Beaverton breaks ground on 'magical' arts center
Patricia Reser came more than ready to make her dream of a regional arts center in Beaverton a reality.
She brought her own ceremonial shovel to the groundbreaking Wednesday, Nov. 13, alongside those provided for Mayor Denny Doyle and three City Council members.
Two years from now, the doors will open for the center, which her family foundation is the major donor at $13 million. The amount is about half the total raised from individuals, businesses and foundations. The other $21 million will come from city revenue bonds, repaid from city lodging taxes.
Reser had plenty of company for the big moment.

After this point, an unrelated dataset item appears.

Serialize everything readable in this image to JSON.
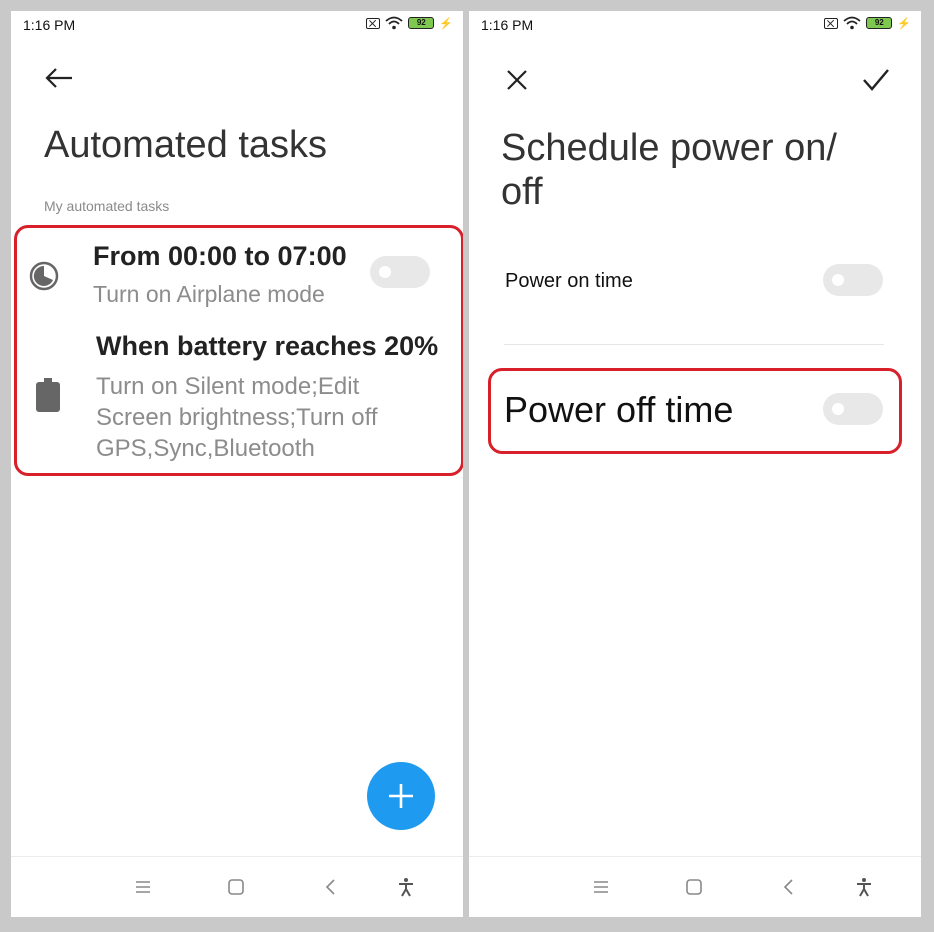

Hundreds of people sat or stood in a large clear tent provided by the city at Southwest Crescent Street and Rose Biggi Avenue, although the sun burst through when the choir sang, "All You Need Is Love."
Reser seized on a line from the 1967 Beatles song — "There is nowhere you can be that isn't where you're meant to be" — to describe how she came to her vision of an arts center.
"There was something magical about that idea of the arts, because when it was around, it made me feel happier and more energized," she said. "Soon that idea began to demand attention. It grew bigger. I would begin hesitantly to think about it in public, and soon I realized it was OK if my idea was different, too big, and even a little crazy. I felt more alive, which also encouraged other people to think big, and then to think bigger.
"I soon became aware that someone had a similar idea: Mayor Doyle."
Doyle saw the center not only as a place to celebrate the arts, but to add to an economic renaissance downtown with new residences, restaurants and other businesses. It became part of the city's 2010 Community Vision Plan.
"Just like that, we had found the link between what we can imagine and what we can create," Reser said.
"So what do you do with that idea? Well, you change the world. Here we are today, ready to put shovels in the ground to bring that idea to life — and change the world."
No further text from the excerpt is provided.